Nakamura won the 2018 Royal Rumble and took that all the way to a WrestleMania clash with WWE Champion AJ Styles, a match that had set the Tokyo Dome on fire just over two years earlier. Nakamura and Styles put on a solid match, only for Nakamura to hit a low blow and turn heel after. Except that within a few months Nakamura was seemingly a babyface again and embroiled in a storyline with Jinder Mahal most remembered for racist anti-Asian stereotypes being pushed during Mahal’s segments.

By the time Nakamura was back in a feud with AJ Styles, it seemed to drag on for months and be more concerned with strategically placed low blows than the strengths of either performer as a character or an in-ring competitor. Even when many NXT stars seemingly have main roster success, it can rarely be sustained because Vince still doesn’t really know what to do with them.

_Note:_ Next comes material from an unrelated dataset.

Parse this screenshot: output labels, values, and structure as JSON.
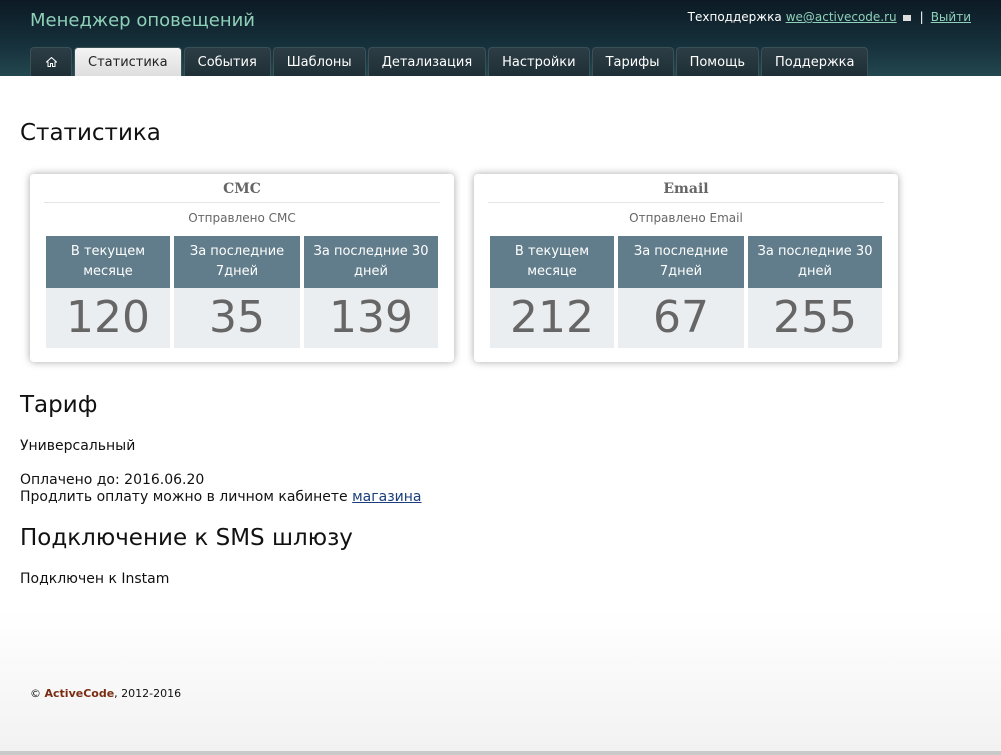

NXT wasn’t preparing anyone to succeed on the main roster; it was preparing them to succeed in NXT. Some have argued that Triple H essentially bet the house that Vince would be gone in the last few years and Triple H would be able to take the successes of his NXT model and apply them to the main roster.

NXT TakeOver 36 Results: Ilja Dragunov and Samoa Joe pick up titles. dark. Next

We may never know if that’s the reality of what happened here, but the drastic differences in the ways NXT operated compared to the main roster have finally caught up with the black and gold brand. Vince McMahon has seemingly put an end to Triple H’s indie-influenced side project, and we’re about to see FCW 2021 become a reality.